"Can there ever be a case in which some parts of the VALUES managed to get inserted/updated in the database but the rest did not get inserted/updated possibly due to some sort of db error/failure/memory-running-out etc?"
Late answer, but perhaps interesting: [ON DUPLICATE KEY] UPDATE
is not strictly atomic for single rows (neither for MyISAM
, nor for InnoDB
), but it will be atomic in regards to errors.
What's the difference? Well, this illustrates the potential problem in assuming strict atomicity:
CREATE TABLE `updateTest` (
`bar` INT(11) NOT NULL,
`foo` INT(11) NOT NULL,
`baz` INT(11) NOT NULL,
`boom` INT(11) NOT NULL,
PRIMARY KEY (`bar`)
)
COMMENT='Testing'
ENGINE=MyISAM;
INSERT INTO `updateTest` (`bar`, `foo`, `baz`, `boom`) VALUES (47, 1, 450, 2);
INSERT
`updateTest`
(`bar`, `foo`, `baz`, `boom`)
VALUES
(47, 0, 400, 5)
ON DUPLICATE KEY UPDATE
`foo` = IF(`foo` = 1, VALUES(`foo`), `foo`),
`baz` = IF(`foo` = 1, VALUES(`baz`), `baz`),
`boom` = IF(`foo` = 1, VALUES(`boom`), `boom`);
(47, 1, 450, 2)
will have turned into (47, 0, 450, 2)
, and not into (47, 0, 400, 5)
. If you assume strict atomicity (which is not to say you should; you might prefer this behaviour), that shouldn't happen - foo
should certainly not change before the other columns' values are even evaluated. foo
should change together with the other columns - all or nothing.
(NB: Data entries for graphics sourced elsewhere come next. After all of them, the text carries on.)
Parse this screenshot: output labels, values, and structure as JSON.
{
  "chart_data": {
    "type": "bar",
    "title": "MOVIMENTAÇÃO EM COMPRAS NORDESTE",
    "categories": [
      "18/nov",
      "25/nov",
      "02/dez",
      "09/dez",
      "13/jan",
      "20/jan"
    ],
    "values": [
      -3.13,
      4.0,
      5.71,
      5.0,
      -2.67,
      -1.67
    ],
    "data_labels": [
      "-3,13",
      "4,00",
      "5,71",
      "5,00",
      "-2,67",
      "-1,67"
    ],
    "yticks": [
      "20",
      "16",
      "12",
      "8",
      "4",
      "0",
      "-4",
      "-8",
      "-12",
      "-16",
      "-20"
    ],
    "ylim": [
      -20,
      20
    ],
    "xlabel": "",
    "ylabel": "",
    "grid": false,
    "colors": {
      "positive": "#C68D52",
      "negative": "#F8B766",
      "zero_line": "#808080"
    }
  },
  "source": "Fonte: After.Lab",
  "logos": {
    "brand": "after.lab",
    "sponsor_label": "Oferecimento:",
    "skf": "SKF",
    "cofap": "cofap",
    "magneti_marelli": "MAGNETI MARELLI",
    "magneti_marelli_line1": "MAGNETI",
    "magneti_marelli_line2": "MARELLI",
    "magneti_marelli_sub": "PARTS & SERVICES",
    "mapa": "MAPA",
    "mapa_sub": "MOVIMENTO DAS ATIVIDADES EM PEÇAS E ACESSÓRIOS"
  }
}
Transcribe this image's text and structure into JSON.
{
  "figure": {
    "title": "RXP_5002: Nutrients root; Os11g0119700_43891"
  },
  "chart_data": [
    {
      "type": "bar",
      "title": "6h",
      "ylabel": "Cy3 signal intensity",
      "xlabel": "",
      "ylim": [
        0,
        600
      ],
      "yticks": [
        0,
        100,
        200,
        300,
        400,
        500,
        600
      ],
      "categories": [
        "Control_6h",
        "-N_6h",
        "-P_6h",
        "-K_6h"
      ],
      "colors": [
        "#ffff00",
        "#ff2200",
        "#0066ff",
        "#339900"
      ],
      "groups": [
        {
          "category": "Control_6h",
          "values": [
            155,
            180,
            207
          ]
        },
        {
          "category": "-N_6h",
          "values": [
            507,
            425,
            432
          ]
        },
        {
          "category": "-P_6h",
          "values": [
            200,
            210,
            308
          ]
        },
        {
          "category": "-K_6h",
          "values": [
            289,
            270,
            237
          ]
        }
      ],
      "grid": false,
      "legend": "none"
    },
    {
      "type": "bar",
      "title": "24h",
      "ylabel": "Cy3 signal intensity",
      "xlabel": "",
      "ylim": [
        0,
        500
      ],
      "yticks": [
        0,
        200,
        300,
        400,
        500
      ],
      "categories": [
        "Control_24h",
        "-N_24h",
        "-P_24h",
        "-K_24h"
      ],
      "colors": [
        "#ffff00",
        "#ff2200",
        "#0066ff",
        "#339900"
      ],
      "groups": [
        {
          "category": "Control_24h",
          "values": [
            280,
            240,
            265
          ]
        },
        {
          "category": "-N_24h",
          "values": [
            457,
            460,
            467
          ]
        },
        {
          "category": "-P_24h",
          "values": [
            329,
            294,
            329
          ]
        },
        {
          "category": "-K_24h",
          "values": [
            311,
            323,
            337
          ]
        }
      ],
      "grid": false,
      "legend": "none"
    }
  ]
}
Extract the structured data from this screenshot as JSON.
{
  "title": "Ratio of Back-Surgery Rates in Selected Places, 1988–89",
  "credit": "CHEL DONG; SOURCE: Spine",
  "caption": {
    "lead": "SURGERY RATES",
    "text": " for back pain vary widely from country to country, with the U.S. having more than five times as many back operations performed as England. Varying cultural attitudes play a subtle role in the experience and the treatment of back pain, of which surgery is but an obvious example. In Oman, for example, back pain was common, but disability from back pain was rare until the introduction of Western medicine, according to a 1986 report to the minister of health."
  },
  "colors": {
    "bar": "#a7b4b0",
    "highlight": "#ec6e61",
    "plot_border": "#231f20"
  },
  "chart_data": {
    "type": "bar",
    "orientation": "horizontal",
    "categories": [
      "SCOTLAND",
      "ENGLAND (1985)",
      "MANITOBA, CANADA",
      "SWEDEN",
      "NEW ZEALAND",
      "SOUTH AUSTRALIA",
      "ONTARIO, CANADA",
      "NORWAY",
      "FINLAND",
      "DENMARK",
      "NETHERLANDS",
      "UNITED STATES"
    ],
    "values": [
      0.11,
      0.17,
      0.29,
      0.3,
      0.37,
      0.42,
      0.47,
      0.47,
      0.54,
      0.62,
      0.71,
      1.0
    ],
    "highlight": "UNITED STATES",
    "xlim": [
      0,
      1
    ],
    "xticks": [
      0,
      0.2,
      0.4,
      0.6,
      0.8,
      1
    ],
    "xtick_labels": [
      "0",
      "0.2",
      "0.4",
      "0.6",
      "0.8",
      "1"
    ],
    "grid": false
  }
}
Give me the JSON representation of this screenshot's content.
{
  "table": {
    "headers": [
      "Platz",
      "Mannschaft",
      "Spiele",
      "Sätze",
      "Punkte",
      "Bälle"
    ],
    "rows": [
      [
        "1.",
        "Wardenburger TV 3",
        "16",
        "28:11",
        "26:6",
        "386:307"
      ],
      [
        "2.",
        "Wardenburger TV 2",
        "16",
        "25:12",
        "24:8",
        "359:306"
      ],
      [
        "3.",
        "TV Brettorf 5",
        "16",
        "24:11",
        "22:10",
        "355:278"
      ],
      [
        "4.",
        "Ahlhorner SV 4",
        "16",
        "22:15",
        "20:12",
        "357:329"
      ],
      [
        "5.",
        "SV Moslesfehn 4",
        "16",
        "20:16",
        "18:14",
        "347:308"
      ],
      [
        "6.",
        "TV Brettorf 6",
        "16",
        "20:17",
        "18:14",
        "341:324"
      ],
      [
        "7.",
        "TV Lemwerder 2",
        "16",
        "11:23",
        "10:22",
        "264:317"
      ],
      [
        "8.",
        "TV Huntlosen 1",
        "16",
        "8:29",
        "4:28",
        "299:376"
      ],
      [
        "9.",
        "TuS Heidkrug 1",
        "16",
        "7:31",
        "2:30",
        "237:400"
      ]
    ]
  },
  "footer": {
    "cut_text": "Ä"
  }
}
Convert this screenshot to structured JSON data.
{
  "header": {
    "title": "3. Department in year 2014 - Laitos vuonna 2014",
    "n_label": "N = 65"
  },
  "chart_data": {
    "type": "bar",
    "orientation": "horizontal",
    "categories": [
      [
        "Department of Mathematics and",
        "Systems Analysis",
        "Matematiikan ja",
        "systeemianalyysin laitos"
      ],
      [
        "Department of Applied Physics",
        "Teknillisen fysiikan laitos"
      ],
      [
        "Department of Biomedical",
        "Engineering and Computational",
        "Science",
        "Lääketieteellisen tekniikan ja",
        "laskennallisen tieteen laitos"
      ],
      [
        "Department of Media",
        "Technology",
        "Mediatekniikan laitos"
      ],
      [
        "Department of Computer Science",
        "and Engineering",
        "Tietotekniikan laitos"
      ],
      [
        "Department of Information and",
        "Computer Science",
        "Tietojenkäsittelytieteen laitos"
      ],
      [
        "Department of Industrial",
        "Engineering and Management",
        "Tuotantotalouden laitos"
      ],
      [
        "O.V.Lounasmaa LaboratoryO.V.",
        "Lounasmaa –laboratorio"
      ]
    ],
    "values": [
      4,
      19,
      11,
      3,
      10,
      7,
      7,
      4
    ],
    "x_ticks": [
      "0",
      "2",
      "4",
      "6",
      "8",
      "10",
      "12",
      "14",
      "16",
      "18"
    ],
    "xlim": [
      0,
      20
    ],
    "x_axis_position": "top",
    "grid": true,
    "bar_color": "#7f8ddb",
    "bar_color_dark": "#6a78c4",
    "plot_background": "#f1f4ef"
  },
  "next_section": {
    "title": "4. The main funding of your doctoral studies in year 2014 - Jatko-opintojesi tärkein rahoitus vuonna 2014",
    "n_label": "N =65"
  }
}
If I say atomic in regards to errors, I mean that if you remove the IF()
condition in the above example that's highlighting the stricter situation, like this...
INSERT INTO `updateTest` (`bar`, `foo`, `baz`, `boom`) VALUES (48, 1, 450, 2);
INSERT
`updateTest`
(`bar`, `foo`, `baz`, `boom`)
VALUES
(48, 0, 400, 5)
ON DUPLICATE KEY UPDATE
`foo` = VALUES(`foo`),
`baz` = VALUES(`baz`),
`boom` = VALUES(`boom`);
...you will always either end up with (48, 1, 450, 2)
or (48, 0, 400, 5)
after your statement has finished/crashed, and not some in-between state like (48, 0, 450, 2)
.
The same is true for the behaviour of UPDATE
, but there's even less of a reason to juggle IF()
statements there, since you can just put your conditionals into your WHERE
clause there.
In conclusion: Outside of edge-cases, you do have atomicity for single-row statements, even using MyISAM
. See Johannes H.'s answer for further information.